Even if Girls’ Last Tour does avoid being misery porn, why write about a doomed future at all? Many have begun to valorize utopian fiction as a necessary antidote to the dystopian sensibility, specifically in leftist circles. The beautiful quote from the late sci-fi author Ursula K. Le Guin, “We will be wanting writers who can imagine alternatives to how we live now,” is a popular example. Many others claim to want art that shows a way forward from our current neoliberal hell. It’s easy to understand, then, why even a “well done” dystopia can be frustrating to some: If it doesn’t, in a direct and obvious way, show us a solution to capitalism, what’s the point?

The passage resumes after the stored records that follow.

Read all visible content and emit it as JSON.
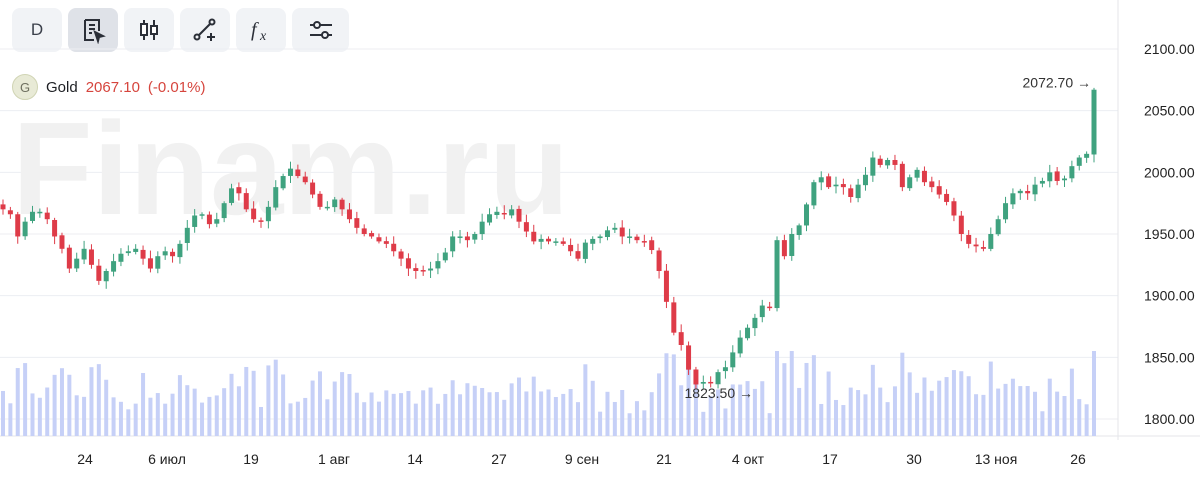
{
  "toolbar": {
    "interval_label": "D",
    "buttons": [
      {
        "icon": "notes-icon",
        "active": true
      },
      {
        "icon": "candlestick-icon"
      },
      {
        "icon": "draw-line-icon"
      },
      {
        "icon": "function-icon"
      },
      {
        "icon": "settings-sliders-icon"
      }
    ]
  },
  "instrument": {
    "badge": "G",
    "name": "Gold",
    "last_price": "2067.10",
    "change": "(-0.01%)"
  },
  "watermark": "Finam.ru",
  "colors": {
    "up": "#3fa27f",
    "down": "#de3b48",
    "volume": "#c6d0f7",
    "grid": "#eceef2",
    "axis_text": "#222222"
  },
  "chart_data": {
    "type": "candlestick",
    "ylim": [
      1785,
      2110
    ],
    "y_ticks": [
      "1800.00",
      "1850.00",
      "1900.00",
      "1950.00",
      "2000.00",
      "2050.00",
      "2100.00"
    ],
    "x_tick_labels": [
      "24",
      "6 июл",
      "19",
      "1 авг",
      "14",
      "27",
      "9 сен",
      "21",
      "4 окт",
      "17",
      "30",
      "13 ноя",
      "26"
    ],
    "annotations": [
      {
        "text": "2072.70 →",
        "value": 2072.7
      },
      {
        "text": "1823.50 →",
        "value": 1823.5
      }
    ],
    "closes": [
      1970,
      1966,
      1948,
      1960,
      1968,
      1968,
      1962,
      1948,
      1938,
      1922,
      1930,
      1938,
      1925,
      1912,
      1920,
      1928,
      1934,
      1936,
      1938,
      1930,
      1922,
      1932,
      1936,
      1932,
      1942,
      1955,
      1965,
      1966,
      1958,
      1962,
      1975,
      1987,
      1983,
      1970,
      1962,
      1960,
      1972,
      1988,
      1997,
      2003,
      1997,
      1992,
      1982,
      1972,
      1972,
      1978,
      1970,
      1962,
      1955,
      1950,
      1948,
      1944,
      1942,
      1936,
      1930,
      1922,
      1920,
      1920,
      1922,
      1928,
      1935,
      1948,
      1948,
      1945,
      1950,
      1960,
      1966,
      1968,
      1966,
      1970,
      1960,
      1952,
      1944,
      1946,
      1944,
      1944,
      1942,
      1936,
      1930,
      1943,
      1946,
      1948,
      1953,
      1955,
      1948,
      1948,
      1945,
      1944,
      1937,
      1920,
      1895,
      1870,
      1860,
      1840,
      1828,
      1830,
      1829,
      1838,
      1842,
      1854,
      1866,
      1874,
      1882,
      1892,
      1890,
      1945,
      1932,
      1950,
      1957,
      1974,
      1992,
      1996,
      1988,
      1990,
      1988,
      1980,
      1990,
      1998,
      2012,
      2006,
      2010,
      2006,
      1988,
      1996,
      2002,
      1992,
      1988,
      1982,
      1976,
      1965,
      1950,
      1942,
      1940,
      1938,
      1950,
      1962,
      1975,
      1983,
      1985,
      1983,
      1990,
      1993,
      2000,
      1993,
      1995,
      2005,
      2012,
      2015,
      2067
    ]
  }
}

It’s worth mentioning that Girls’ Last Tour is not exactly “hard sci-fi,” which tends to ground its fiction in scientific fact. The books aren’t very interested in exploring how their civilization failed (although it’s implied that this was the result of an enormous war), or in presenting an entirely “plausible” survival scenario. The girls’ longevity is tied to their piloting a reengineered Kettenkrad (a sturdy German Nazi military vehicle, of all things), and to a string of random good luck in finding supplies. This requires a generous suspension of disbelief. No attempt is made to convince the reader this world is “possible” beyond Chito and Yuuri’s superficial experience of it. The series isn’t quite a warning of a deadly future, either; other than its implicit dismay towards war, it does not moralize. In this sense the books actually have very different goals from most speculative fiction: They seek to model not a different world, but a way of thinking.

And perhaps this difference is necessary. Robinson points out that many dystopian stories present implausible or impossible scenarios which are more reflective of present anxieties than of futures that could actually happen. I would describe Girls’ Last Tour this way to a degree - the severity of its world sure reminds me of our own - although I also think it justifies this quality. Because in order to imagine a better future, we first have to acknowledge that, for most people, dystopia is already here.

(Fair warning: The next paragraph discusses trauma and violence experienced by trans people, especially black trans women, and links to related articles.)

For example, I don’t think it’s a coincidence that Girls’ Last Tour has appealed to so many trans people in my life. There is a sense of loss and of hopelessness common to pretty much every trans person I know: The loss of years spent not as oneself, and the lack of hope that life will ever get “better” (psychologically, materially, socially, politically). And that’s just those of us fortunate enough to have survived transphobic violence, which black trans women are the most frequent victims of in the US. As important as utopian works may be, I don’t know that the fictional promise of a “better future” necessarily does much for the imaginations of those who have to live in a miserable present. I don’t think picturing a shittier tomorrow is necessarily productive either. No matter what the future holds, we need to figure out how to live right now.

So, Girls’ Last Tour is for those who don’t have the privilege to plan for the future. It is for those to whom hope is not enough. It doesn’t pretend to know what’s coming, and whatever comfort it offers comes with major caveats. But in its quiet rhythm, in its delicate mark making, in Chito and Yuuri’s nonchalant conversations, it demonstrates an approach to the problem of living in a broken world. Yes, it says, this might be it, and I can’t promise it’ll be worth it, but even so, stick around if you can.

What’s more, it shows an apocalypse that has opportunities for joy. This might ring false if the books weren’t also so full of devastation. In this way Tsukumizu poses a single utopian question: If moments of happiness are possible even at the end of the world, what might be possible now?

Perhaps the most remarkable quality of Girls’ Last Tour is that it does not despair. By all rights it should - there is no future for its world, and certainly not for Chito and Yuuri. But they keep moving. They get drunk and dance and play. It’s not because they think there’s anything waiting for them at the end of their journey. Whatever motivates them is something other than hope.